🤖 AI Summary
This study addresses the challenge of quantifying causal relationships between public research funding—exemplified by the U.S. National Science Foundation (NSF)—and downstream scientific outcomes, to enhance transparency and rigor in funding evaluation. We introduce FIND, the first large-scale, structured, open database that systematically links NSF grant proposals with their resulting publications’ metadata, abstracts, and citation networks. Methodologically, we integrate natural language processing and large language models to automatically extract scientific claims from proposals and perform cross-text semantic alignment and citation impact prediction. Empirical results demonstrate that proposal-level textual features significantly predict subsequent paper citation counts; moreover, our approach enables scalable, automated measurement of “promise–delivery” consistency.

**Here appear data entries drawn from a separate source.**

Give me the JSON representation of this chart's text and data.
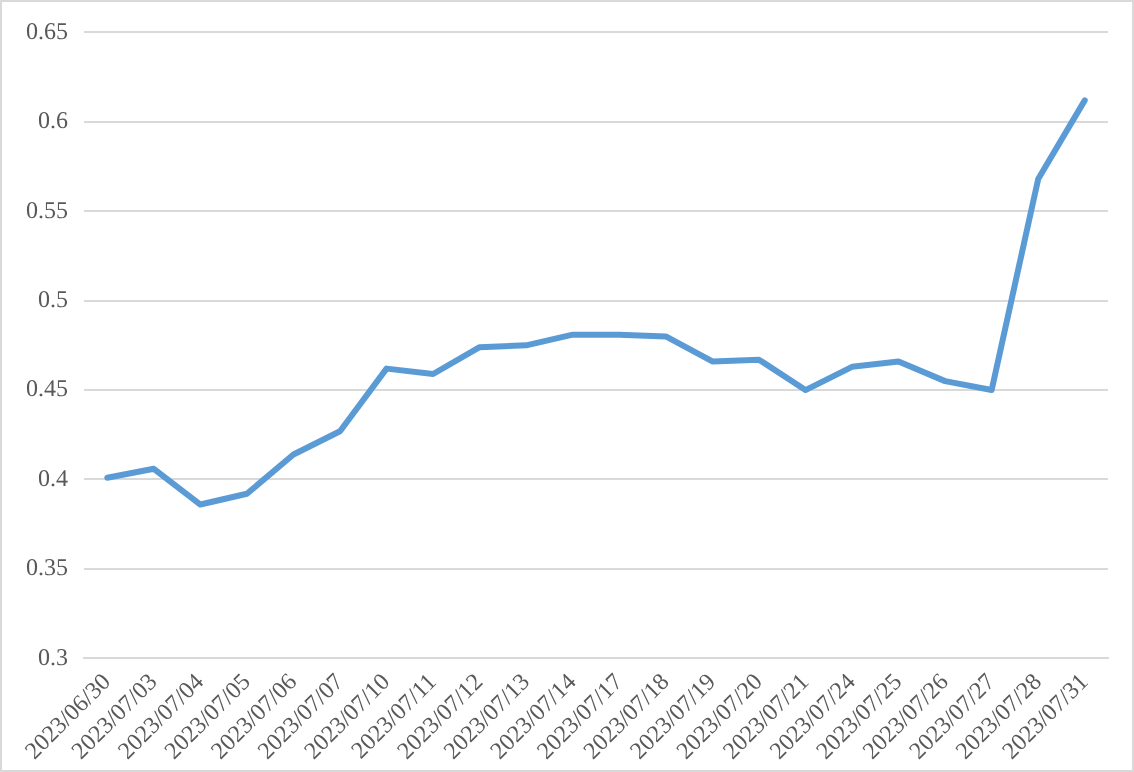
{
  "chart_data": {
    "type": "line",
    "categories": [
      "2023/06/30",
      "2023/07/03",
      "2023/07/04",
      "2023/07/05",
      "2023/07/06",
      "2023/07/07",
      "2023/07/10",
      "2023/07/11",
      "2023/07/12",
      "2023/07/13",
      "2023/07/14",
      "2023/07/17",
      "2023/07/18",
      "2023/07/19",
      "2023/07/20",
      "2023/07/21",
      "2023/07/24",
      "2023/07/25",
      "2023/07/26",
      "2023/07/27",
      "2023/07/28",
      "2023/07/31"
    ],
    "series": [
      {
        "color": "#5b9bd5",
        "values": [
          0.401,
          0.406,
          0.386,
          0.392,
          0.414,
          0.427,
          0.462,
          0.459,
          0.474,
          0.475,
          0.481,
          0.481,
          0.48,
          0.466,
          0.467,
          0.45,
          0.463,
          0.466,
          0.455,
          0.45,
          0.568,
          0.612
        ]
      }
    ],
    "ylim": [
      0.3,
      0.65
    ],
    "yticks": [
      0.3,
      0.35,
      0.4,
      0.45,
      0.5,
      0.55,
      0.6,
      0.65
    ],
    "grid": "y",
    "legend": false,
    "marker": "none",
    "line_style": "solid"
  }
}
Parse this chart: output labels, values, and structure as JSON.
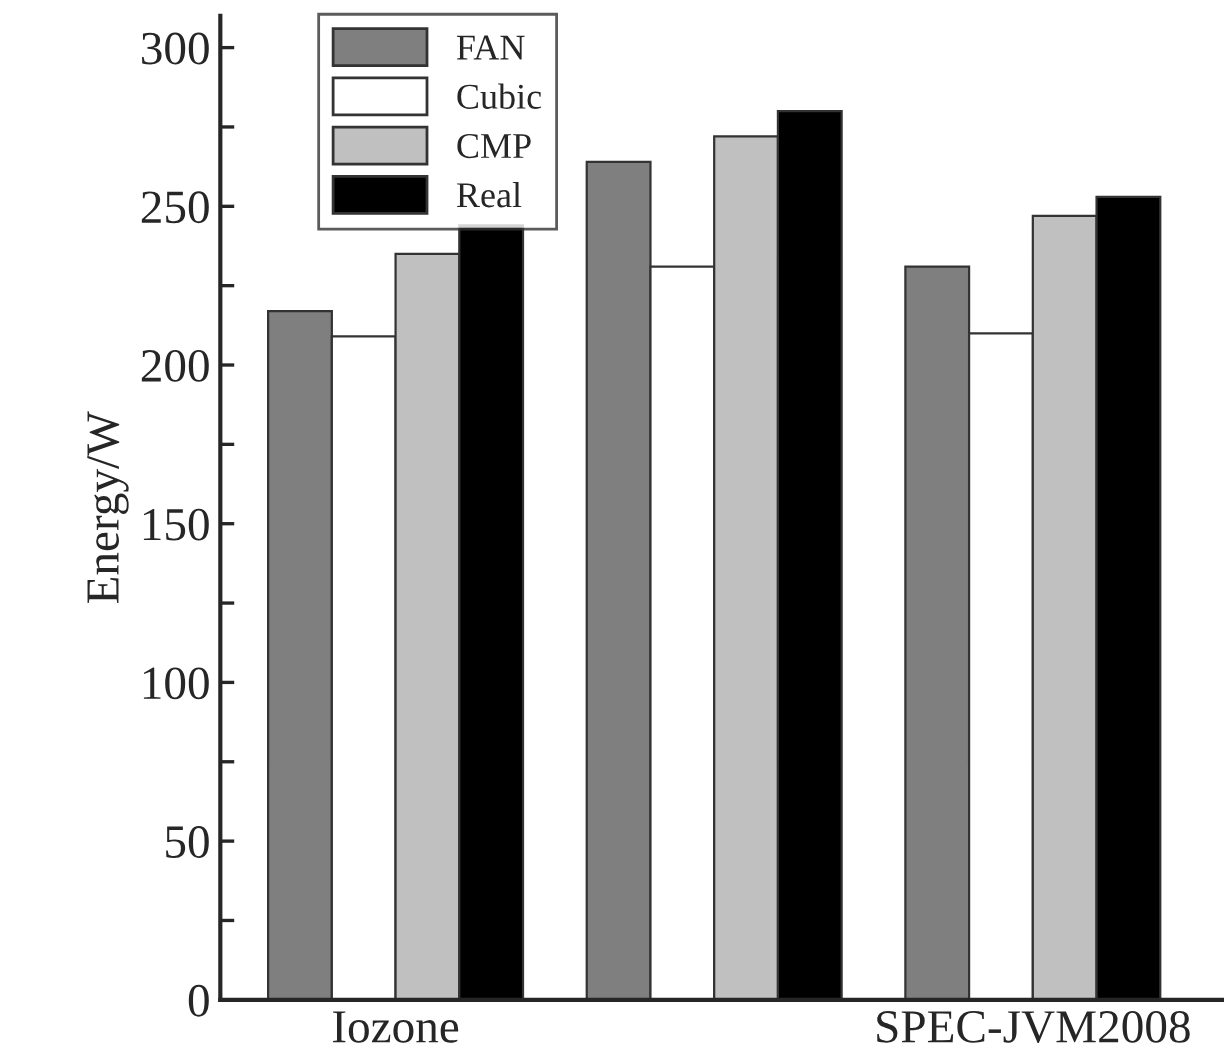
{
  "chart_data": {
    "type": "bar",
    "ylabel": "Energy/W",
    "categories": [
      "Iozone",
      null,
      "SPEC-JVM2008"
    ],
    "series": [
      {
        "name": "FAN",
        "color": "#7f7f7f",
        "values": [
          217,
          264,
          231
        ]
      },
      {
        "name": "Cubic",
        "color": "#ffffff",
        "values": [
          209,
          231,
          210
        ]
      },
      {
        "name": "CMP",
        "color": "#c0c0c0",
        "values": [
          235,
          272,
          247
        ]
      },
      {
        "name": "Real",
        "color": "#000000",
        "values": [
          244,
          280,
          253
        ]
      }
    ],
    "ylim": [
      0,
      310
    ],
    "yticks": [
      0,
      {
        "value": 25,
        "label": null
      },
      50,
      {
        "value": 75,
        "label": null
      },
      100,
      {
        "value": 125,
        "label": null
      },
      150,
      {
        "value": 175,
        "label": null
      },
      200,
      {
        "value": 225,
        "label": null
      },
      250,
      {
        "value": 275,
        "label": null
      },
      300
    ],
    "legend": "top left",
    "grid": false
  }
}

FIND establishes foundational infrastructure and methodology for metascience, evidence-based funding policy design, and robust research impact assessment.
📝 Abstract
Public funding plays a central role in driving scientific discovery. To better understand the link between research inputs and outputs, we introduce FIND (Funding-Impact NSF Database), an open-access dataset that systematically links NSF grant proposals to their downstream research outputs, including publication metadata and abstracts. The primary contribution of this project is the creation of a large-scale, structured dataset that enables transparency, impact evaluation, and metascience research on the returns to public funding. To illustrate the potential of FIND, we present two proof-of-concept NLP applications. First, we analyze whether the language of grant proposals can predict the subsequent citation impact of funded research. Second, we leverage large language models to extract scientific claims from both proposals and resulting publications, allowing us to measure the extent to which funded projects deliver on their stated goals. Together, these applications highlight the utility of FIND for advancing metascience, informing funding policy, and enabling novel AI-driven analyses of the scientific process.